Processus d'autodestruction & pulsion de mort
Dans son ouvrage Malaise dans la civilisation, Sigmund Freud écrit :
"On pouvait admettre que l'instinct de mort travaillât silencieusement, dans l'intimité de l'être vivant, à la dissolution de celui-ci, mais cela ne constituait naturellement aucune preuve ; l'idée qu'une partie s'en tourne contre le monde extérieur et devient apparente sous forme de pulsion agressive et destructrice nous fit faire un pas de plus. Ainsi l'instinct de mort eût été contraint de se mettre au service de l'Eros ; l'individu anéantissait alors quelque chose d'extérieur à lui, vivant ou non, au lieu de sa propre personne. L'attitude inverse, c'est-à-dire l'arrêt de l'agression contre l'extérieur, devait renforcer la tendance à l'autodestruction, tendance sans cesse agissante de toutes façons."
L'idée de Freud est la suivante : la pulsion de vie, lorsqu'elle ne parvient pas à être canalisée et extériorisée, finit par se retourner contre son porteur et travaille à son auto-destruction.

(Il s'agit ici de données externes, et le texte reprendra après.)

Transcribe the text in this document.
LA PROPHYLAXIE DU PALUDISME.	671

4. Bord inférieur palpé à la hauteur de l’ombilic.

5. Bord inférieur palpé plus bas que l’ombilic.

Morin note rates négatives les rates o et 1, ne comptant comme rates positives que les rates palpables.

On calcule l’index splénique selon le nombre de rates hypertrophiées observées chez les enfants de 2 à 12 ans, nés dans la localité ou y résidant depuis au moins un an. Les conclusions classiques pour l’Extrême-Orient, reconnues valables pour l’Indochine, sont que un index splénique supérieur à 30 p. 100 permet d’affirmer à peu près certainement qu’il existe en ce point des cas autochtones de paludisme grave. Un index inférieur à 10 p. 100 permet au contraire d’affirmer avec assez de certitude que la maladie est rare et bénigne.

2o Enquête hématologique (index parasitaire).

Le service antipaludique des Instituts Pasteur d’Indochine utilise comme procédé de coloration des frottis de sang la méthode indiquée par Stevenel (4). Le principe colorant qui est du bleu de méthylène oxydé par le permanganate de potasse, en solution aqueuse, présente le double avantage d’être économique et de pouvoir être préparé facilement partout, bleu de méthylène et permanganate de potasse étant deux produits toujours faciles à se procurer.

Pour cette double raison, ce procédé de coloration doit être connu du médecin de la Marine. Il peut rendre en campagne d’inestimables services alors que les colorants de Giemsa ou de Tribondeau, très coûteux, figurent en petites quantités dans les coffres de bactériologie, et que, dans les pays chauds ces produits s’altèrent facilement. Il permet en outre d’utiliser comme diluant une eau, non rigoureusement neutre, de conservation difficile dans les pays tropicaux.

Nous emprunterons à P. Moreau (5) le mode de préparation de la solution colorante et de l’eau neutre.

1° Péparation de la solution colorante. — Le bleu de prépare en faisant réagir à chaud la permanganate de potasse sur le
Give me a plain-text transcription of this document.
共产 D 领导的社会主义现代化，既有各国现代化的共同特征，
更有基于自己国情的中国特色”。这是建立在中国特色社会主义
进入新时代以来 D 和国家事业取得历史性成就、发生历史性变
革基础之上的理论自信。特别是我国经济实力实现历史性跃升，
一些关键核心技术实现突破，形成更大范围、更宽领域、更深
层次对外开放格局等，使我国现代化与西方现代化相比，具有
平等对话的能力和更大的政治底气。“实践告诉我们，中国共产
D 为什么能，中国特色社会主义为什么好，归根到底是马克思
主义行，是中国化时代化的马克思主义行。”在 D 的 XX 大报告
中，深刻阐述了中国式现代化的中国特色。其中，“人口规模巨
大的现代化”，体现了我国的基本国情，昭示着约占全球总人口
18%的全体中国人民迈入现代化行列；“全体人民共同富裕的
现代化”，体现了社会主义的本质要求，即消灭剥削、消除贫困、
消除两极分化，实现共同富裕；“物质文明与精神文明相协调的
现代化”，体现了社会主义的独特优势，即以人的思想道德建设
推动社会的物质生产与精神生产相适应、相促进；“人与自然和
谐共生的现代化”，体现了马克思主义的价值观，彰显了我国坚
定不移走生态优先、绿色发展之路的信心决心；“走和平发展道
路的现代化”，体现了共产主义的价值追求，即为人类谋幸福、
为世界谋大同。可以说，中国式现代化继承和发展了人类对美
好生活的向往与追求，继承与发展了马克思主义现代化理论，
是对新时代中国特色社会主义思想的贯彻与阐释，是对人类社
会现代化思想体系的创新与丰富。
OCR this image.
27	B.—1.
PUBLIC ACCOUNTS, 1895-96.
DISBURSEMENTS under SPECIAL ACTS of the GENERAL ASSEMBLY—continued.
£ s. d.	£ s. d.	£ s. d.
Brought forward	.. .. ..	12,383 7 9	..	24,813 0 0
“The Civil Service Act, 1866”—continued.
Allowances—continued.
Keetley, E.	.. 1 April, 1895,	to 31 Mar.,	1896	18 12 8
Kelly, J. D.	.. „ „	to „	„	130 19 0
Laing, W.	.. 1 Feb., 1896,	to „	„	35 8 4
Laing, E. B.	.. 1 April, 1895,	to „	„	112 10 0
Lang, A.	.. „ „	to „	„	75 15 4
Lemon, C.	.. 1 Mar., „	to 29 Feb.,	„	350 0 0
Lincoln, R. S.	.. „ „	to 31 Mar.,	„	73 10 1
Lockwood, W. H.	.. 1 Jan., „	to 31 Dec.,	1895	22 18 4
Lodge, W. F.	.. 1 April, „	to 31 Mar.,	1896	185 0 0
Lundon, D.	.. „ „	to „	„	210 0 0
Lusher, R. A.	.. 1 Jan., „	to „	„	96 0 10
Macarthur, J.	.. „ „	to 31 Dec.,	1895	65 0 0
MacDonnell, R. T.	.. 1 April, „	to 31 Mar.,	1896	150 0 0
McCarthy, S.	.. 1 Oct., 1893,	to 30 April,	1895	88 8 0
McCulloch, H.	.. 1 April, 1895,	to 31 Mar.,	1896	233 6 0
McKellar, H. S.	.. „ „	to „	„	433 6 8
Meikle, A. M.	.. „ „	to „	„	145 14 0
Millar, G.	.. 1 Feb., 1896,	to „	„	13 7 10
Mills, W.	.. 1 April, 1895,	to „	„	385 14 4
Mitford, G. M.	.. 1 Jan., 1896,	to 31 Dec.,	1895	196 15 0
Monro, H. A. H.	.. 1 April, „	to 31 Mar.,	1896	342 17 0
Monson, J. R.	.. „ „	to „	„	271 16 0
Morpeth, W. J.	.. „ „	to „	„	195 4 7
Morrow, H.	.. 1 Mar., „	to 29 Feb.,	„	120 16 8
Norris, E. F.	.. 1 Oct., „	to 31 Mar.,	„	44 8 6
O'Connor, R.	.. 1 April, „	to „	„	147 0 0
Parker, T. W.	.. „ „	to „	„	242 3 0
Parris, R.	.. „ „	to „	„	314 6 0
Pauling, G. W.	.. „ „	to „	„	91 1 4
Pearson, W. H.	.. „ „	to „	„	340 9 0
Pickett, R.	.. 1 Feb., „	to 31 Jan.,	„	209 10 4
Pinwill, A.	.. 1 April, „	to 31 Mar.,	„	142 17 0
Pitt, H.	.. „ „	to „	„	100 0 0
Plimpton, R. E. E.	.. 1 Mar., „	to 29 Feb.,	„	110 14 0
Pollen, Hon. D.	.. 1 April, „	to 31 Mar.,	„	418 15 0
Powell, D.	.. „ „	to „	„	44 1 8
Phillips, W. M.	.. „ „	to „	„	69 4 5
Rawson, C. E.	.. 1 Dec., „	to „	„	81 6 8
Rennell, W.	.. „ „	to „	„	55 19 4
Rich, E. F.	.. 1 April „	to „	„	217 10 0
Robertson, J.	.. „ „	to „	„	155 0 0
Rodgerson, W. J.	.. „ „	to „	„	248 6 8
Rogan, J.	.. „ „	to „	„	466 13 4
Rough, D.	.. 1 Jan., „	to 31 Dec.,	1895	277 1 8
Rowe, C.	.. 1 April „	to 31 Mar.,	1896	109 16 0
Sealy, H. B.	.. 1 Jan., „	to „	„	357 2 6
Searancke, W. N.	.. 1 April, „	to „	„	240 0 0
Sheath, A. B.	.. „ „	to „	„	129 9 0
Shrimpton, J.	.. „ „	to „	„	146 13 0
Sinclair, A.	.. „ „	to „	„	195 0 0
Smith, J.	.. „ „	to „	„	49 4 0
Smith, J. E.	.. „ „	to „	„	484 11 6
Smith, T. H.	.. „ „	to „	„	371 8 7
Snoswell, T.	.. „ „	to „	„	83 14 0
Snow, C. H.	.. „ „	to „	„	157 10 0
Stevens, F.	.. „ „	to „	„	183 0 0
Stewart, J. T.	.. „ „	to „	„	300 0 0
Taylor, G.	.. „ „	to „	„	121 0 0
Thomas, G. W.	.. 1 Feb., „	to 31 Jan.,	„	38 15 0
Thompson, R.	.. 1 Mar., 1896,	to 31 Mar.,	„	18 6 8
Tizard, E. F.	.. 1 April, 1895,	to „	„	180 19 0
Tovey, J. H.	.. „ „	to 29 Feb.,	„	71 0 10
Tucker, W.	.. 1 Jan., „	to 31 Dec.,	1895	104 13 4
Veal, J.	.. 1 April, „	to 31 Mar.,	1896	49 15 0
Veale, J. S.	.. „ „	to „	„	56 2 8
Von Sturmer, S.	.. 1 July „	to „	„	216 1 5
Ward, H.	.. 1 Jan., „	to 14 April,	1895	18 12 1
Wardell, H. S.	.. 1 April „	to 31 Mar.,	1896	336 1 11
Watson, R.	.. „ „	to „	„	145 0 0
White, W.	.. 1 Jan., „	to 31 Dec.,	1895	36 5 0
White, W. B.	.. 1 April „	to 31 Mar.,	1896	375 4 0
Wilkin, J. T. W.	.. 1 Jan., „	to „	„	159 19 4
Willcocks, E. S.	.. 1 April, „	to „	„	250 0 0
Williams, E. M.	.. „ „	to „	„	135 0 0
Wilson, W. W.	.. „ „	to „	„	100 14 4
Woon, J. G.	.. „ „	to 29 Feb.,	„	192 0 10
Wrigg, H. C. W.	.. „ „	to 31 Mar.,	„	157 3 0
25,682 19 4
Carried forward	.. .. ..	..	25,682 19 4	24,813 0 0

Il identifiait d'ailleurs précisément le retournement contre la personne propre comme étant l'un des quatre destins possibles d'une pulsion.
Les intuititions freudiennes ont été largement étayées par la biologie, et notamment par les travaux du médecin Henri Laborit.
Retournement de la pulsion contre son porteur
Un être vivant, lorsqu'il ne parvient pas à réaliser ses pulsions en canalisant son énergie et en la dépensant, la voit se transformer en pulsion d'agression qui se retourne contre lui pour le détruire. À quoi correspond précisément ce retournement de l'énergie pulsionnelle ?
Il semble que l'énergie ait toujours besoin d'être déployée, et quand elle ne peut pas l'être, quand elle n'est pas canalisée dans des actes physiques ou des travaux psychologiques adéquats mais qu'elle est inhibée, elle se retourne contre son porteur, elle se manifeste à travers du stress, ce qui l'amène à s'agresser lui-même.
En d'autres termes, la structure dissipative que représente un être vivant, lorsqu'elle cesse d'être efficace, lorsqu'elle devient inopérante, voit l'énergie qui l'anime travailler à la faire disparaître.
La vie poursuit donc un autre but qu'elle-même. Un but plus grand, qui nous traverse tous : elle participe au mouvement de l'univers, à son expansion, à son élan de dispersion d'énergie. La vie n'est qu'un mode d'organisation particulier de la matière qui a pour fonction d'accélérer la poursuite de la dispersion d'énergie, qui a pour mission d'augmenter l'entropie. Un être vivant n'y parvenant pas, ne procédant pas à sa mission, dysfonctionne et bientôt disparait, parce qu'il ne réalise pas les actes pour lesquels il est fait.